New Virginia Law on Driving on a Suspended or Revoked License – Effective July 1, 2020
Under existing law, a person can have his driver’s license suspended for many different reasons. A Traffic Lawyer Fairfax Virginia would probably list the most common reasons as failure to pay a fine, excessive moving violation convictions resulting in a DMV suspension for too many points, or a suspension issued by a Judge for a conviction of a serious offense such as Reckless or DUI.
A person who has had their license suspended and ends up driving is usually charged under one of two types to offenses: (1) Driving on Revoked 18.2-272, which is a Class 1 Misdemeanor (up to one year in jail and up to $2500 fine) and results in an automatic one year loss of license where a person cannot drive for any reason, or (2) Driving on Suspended 46.2-301, which is a Class 1 Misdemeanor and will result in the license being suspended for the same period of time that the original suspension was OR if the original suspension was not for a specific period, then for 90 days. A person can petition the Court for a restricted license for this new period of suspension.
If you are charged with a Driving on Suspended, bring your DMV record to a Traffic Lawyer Fairfax Virginia for review. To explain this above, maybe an example will help. If a person’s license was suspended by a Court for 6 months because of a Reckless Driving and he is caught driving again, then a conviction of Driving on Suspended will result in ANOTHER 6 moth loss of license because the original suspension was for 6 months. On the other had, if a person had his license suspended indefinitely because of failure to pay fines (e.g. it is suspended until the driver pays), then that is an “indefinite” suspension. Thus, if convicted of Driving on Suspended, the license is suspended for 90 days and is effective AFTER the original suspension is resolved.
A new law effective July 1, 2020 is banning suspensions for failure to pay a fine.

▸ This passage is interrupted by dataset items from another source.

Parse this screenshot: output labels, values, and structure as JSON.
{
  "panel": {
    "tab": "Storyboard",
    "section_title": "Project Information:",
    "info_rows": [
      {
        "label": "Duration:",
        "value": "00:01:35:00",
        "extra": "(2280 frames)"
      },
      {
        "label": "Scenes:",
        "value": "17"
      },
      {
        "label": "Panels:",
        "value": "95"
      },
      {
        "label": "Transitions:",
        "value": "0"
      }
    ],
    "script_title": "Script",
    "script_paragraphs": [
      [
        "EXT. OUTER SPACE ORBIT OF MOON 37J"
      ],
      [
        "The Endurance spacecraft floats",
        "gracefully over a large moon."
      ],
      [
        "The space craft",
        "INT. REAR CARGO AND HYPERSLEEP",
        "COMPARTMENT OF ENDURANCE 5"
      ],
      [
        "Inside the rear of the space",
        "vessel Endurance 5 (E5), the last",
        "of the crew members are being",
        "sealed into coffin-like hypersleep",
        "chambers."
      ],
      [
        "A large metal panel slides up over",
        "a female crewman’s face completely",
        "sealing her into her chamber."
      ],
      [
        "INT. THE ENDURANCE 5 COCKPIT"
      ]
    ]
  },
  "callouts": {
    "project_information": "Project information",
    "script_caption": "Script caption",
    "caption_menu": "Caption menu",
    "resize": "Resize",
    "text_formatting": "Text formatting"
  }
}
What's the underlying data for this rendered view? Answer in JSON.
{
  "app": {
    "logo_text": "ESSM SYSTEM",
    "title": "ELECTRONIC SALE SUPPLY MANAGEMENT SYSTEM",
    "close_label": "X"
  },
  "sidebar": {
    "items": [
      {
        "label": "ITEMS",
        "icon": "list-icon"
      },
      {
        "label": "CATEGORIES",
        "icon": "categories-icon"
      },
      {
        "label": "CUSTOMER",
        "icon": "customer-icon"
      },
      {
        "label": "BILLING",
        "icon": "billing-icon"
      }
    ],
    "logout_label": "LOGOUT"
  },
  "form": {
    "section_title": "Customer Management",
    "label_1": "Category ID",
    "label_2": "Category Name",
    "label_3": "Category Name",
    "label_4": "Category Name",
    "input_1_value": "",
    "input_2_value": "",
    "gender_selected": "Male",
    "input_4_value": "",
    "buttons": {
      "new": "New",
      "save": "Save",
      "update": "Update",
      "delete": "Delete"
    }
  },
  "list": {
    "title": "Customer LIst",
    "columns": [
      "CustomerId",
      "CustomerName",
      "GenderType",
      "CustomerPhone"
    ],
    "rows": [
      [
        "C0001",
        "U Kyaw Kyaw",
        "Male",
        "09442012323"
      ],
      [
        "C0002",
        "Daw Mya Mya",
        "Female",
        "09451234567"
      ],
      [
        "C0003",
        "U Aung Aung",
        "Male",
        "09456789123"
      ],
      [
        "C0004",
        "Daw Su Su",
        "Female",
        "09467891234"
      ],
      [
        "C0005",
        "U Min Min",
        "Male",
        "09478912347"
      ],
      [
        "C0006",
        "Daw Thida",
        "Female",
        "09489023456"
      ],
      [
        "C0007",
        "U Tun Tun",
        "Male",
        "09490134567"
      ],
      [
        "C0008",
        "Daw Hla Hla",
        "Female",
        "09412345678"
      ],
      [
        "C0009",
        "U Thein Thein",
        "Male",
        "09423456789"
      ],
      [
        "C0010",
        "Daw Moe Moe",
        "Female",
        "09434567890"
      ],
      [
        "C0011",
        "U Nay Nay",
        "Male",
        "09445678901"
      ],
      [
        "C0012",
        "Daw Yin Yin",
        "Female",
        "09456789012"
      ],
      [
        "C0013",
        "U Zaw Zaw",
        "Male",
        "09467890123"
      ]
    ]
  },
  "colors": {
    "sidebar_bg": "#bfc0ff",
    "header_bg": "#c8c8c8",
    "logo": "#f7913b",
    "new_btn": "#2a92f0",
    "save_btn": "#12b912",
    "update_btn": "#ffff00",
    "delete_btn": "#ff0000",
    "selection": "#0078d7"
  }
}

This was deemed by the majority in the General Assembly as not being fair to poor people. (As an aside, we will have to wait and see how long this law stays on the books. Without a license suspension, the driver has little to no incentive to ever pay his fine. Thus, the state will be losing millions and there will be little incentive for drivers to follow the law. If you are reading this many years after July 1, 2020, be sure to consult a Traffic Lawyer Fairfax Virginia to see if the law is still in place. My bet is that it will be repealed.)
Another new law effective July 1, 2020 will eliminate mandatory jail for third offense Driving on Suspended licenses. Here is the new law. Italics is new language in the Code of Virginia and strike throughs take out existing law.
§ 46.2-301. Driving while license, permit, or privilege to drive suspended or revoked.
- A. In addition to any other penalty provided by this section, any motor vehicle administratively impounded or immobilized under the provisions of § 46.2-301.1 may, in the discretion of the court, be impounded or immobilized for an additional period of up to 90 days upon conviction of an offender for driving while his driver’s license, learner’s permit, or privilege to drive a motor vehicle has been suspended or revoked for (i) a violation of § 18.2-36.1, 18.2-51.4, 18.2-266, 18.2-272, or 46.2-341.24 or a substantially similar ordinance or law in any other jurisdiction or (ii) driving after adjudication as an habitual offender, where such adjudication was based in whole or in part on an alcohol-related offense, or where such person’s license has been administratively suspended under the provisions of § 46.2-391.2. However, if, at the time of the violation, the offender was driving a motor vehicle owned by another person, the court shall have no jurisdiction over such motor vehicle but may order the impoundment or immobilization of a motor vehicle owned solely by the offender at the time of arrest. All costs of impoundment or immobilization, including removal or storage expenses, shall be paid by the offender prior to the release of his motor vehicle.
- B. Except as provided in §§ 46.2-304 and 46.2-357, no resident or nonresident (i) whose driver’s license, learner’s permit, or privilege to drive a motor vehicle has been suspended or revoked or (ii) who has been directed not to drive by any court or by the Commissioner, or (iii) who has been forbidden, as prescribed by operation of any statute of the Commonwealth or a substantially similar ordinance of any county, city or town, to operate a motor vehicle in the Commonwealth shall thereafter drive any motor vehicle or any self-propelled machinery or equipment on any highway in the Commonwealth until the period of such suspension or revocation has terminated or the privilege has been reinstated or a restricted license is issued pursuant to subsection E. A clerk’s notice of suspension of license for failure to pay fines or costs given in accordance with § 46.2-395 shall be sufficient notice for the purpose of maintaining a conviction under this section. For the purposes of this section, the phrase “motor vehicle or any self-propelled machinery or equipment” shall not include mopeds.
- C. A violation of subsection B is a Class 1 misdemeanor.
It does not take a Traffic Lawyer Fairfax Virginia to understand this. Prior law gave mandatory jail for anyone convicted of three Driving on Suspended charges. This new law eliminates this 10-day requirement in jail. Can the Judge still give 10 days? Sure, he/she can give up to one year. But the law no longer requires the Judge to do it.